Le plaisir, c’est aussi l’amour : « Je suis un homme de plaisir » dit Milan dans Les Mauvais coups. Tel Casanova « une femme après l’autre enchante. » [7]
La conquête est partie intégrante du plaisir. Il voit Valmont comme un stratège qui « fait l’amour comme un joueur d’échec ou un géomètre. » [8] Pour lui, « le siège de Mathilde de La Môle… est mené comme celui de la bataille de Cannes pour n’importe quel élève de l’école de guerre. » [9]
En 1936, le couple réside chez la sœur d’Andrée, 2 allée Kléber au Vésinet, tout en ayant un appartement au huitième étage de la rue Manin, dans le 19ème. Ils s’aiment et ils croient à la victoire du Front populaire et aux lendemains qui chantent. Et c’est la "divine surprise" : le Front populaire est une chance pour une France qui sera bientôt l’ultime rempart de la démocratie en Europe continentale.

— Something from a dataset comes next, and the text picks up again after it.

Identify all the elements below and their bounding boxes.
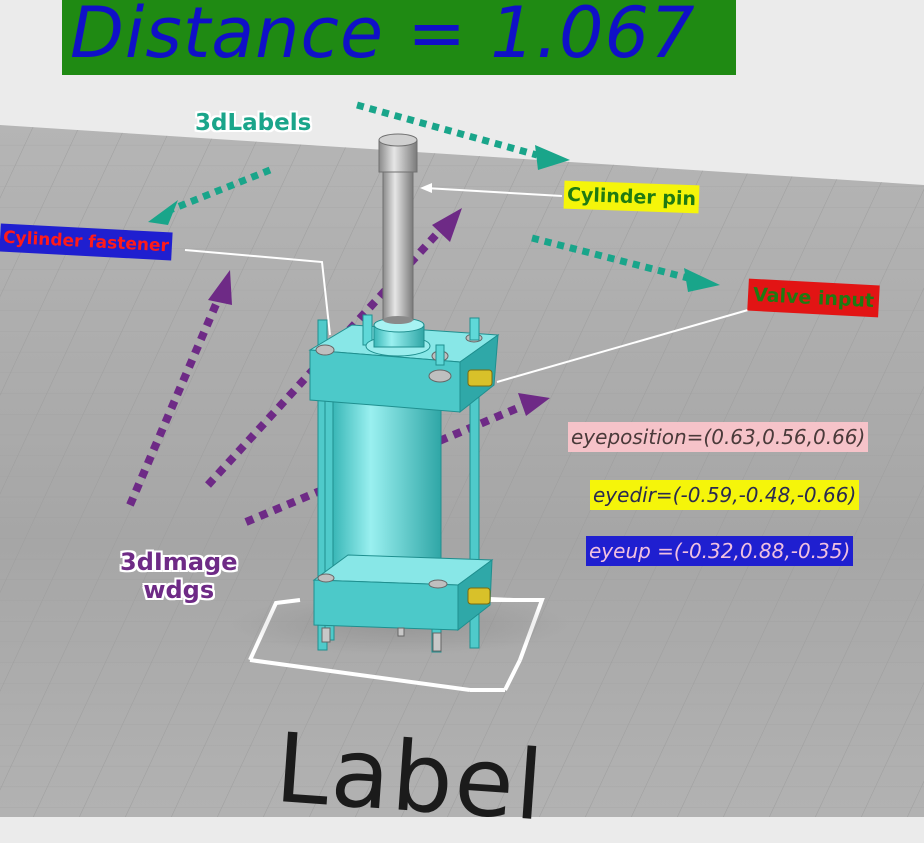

Pour fêter la victoire, il écrira un roman historique sur la vie aventureuse de Jean-Baptiste Drouet, l’homme à l’origine de l’arrestation de Louis XVI à Sainte-Ménéhould, avec son rédacteur en chef, intitulé Un homme du peuple sous la Révolution.
Mais l’embellie disparaît rapidement derrière de gros nuages gris qui annoncent la guerre. Vailland est à nouveau "désenchanté", sans perspectives, sombrant dans la drogue avec Andrée.
En mai 1940, c’est la Débâcle et son journal se replie à Lyon fin 1940 où il habite 67 cours Gambetta près du Rhône dans le quartier de la Place du pont. La période de déprime continue, même s’il écrit un fascicule intitulé Suède 40 puis un reportage elliptique sur Cortès et son aventure mexicaine, paru en feuilleton en 1941, [10] sans doute pour illustrer loin de la France le fonctionnement d’une dictature.
Pour lui, cette décennie s’est surtout écoulée entre nuits folles de Montparnasse et reportages. Son engagement fin 42 dans la Résistance s'explique autant par sa volonté de changer de vie qu'à « la part de hasard… sur laquelle s’articule une vie. » [11]
Notes et références
[1] Un jeune homme seul p 107
[2] Écrits intimes, p 638-639
[3] Voir son roman-feuilleton La Visirova, paru en feuilleton en 1933, paru en livre aux éditions Messidor en 1986, préface de René Ballet, 199 pages;
[4] Voir Leïla ou les ingénues voraces, roman-feuilleton paru en 1932, réédité dans Chronique tome I en 1984.
[5] Geneviève Vailland, "L’enfant couvert de femmes", revue Entretiens
[6] François Bott, Entretien paru dans Lui en juillet 1964
[7] Formule qu’il reprend dans Le Regard froid, essai intitulé "Les 4 figures du libertinage"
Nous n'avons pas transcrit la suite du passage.